The Hadhad family ran a successful chocolate factory in Damascus, Syria, that shipped chocolate around the Middle East and Europe before civil war in 2012 that forced them to move to Lebanon as refugees for three years, and eventually settle in Antigonish.
“They remembered everything, and Tareq in particular, always said to himself remember all of this, so you can tell your children and grandchildren,” Tattrie says.
He first heard of their story when Carolyn Ray covered Tareq’s arrival to Canada, Tattrie says, and they later met when Tareq saw Prime Minister Justin Trudeau in November 2016.

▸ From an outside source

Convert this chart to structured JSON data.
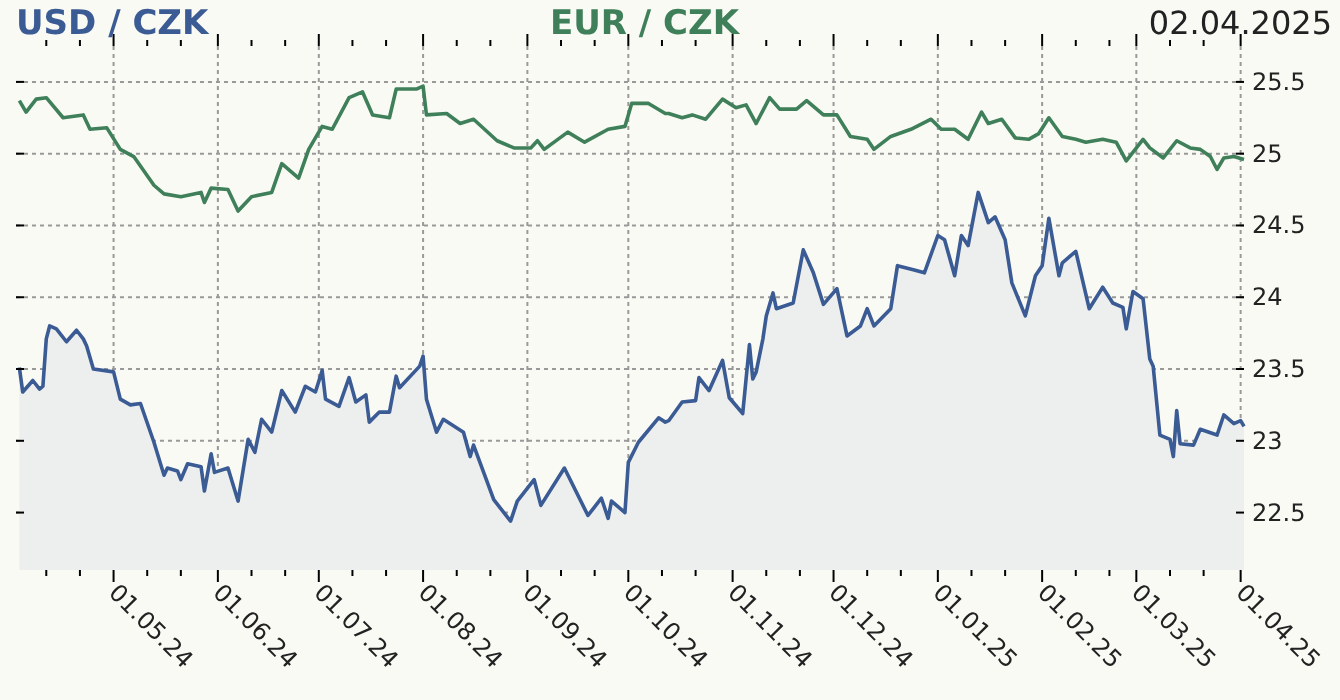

“Underneath it, I knew it was so complex and difficult, and I really wanted to know what it was like to go through that experience, and in particular, I wanted to know what it was like for the women,” Tattrie says.
Tareq Hadhad founded Peace by Chocolate in 2016 and became the face of the company and family in the first year, but his mother and sisters also share their experiences in the book.
In 2019, during an election, the People’s Party of Canada ran an anti-immigration ad with Maxime Bernier on billboards across the country, including one on Bedford Highway with the caption ‘Say NO to Mass Immigration.’
“I realized why it didn’t really work here in Nova Scotia is because people don’t think of mass migration, they think of the Hadhad family, they think of other families we’ve come to known and different generations,” Tattrie says, “When we think of them as people, we think of the Hadhads as an individual family with a distinct story, it kind of takes the sting out of fears of mass migration.”
The Hadhad family continue their story in Nova Scotia, opening a new Peace by Chocolate location on April 8th by the waterfront in Halifax, Nova Scotia.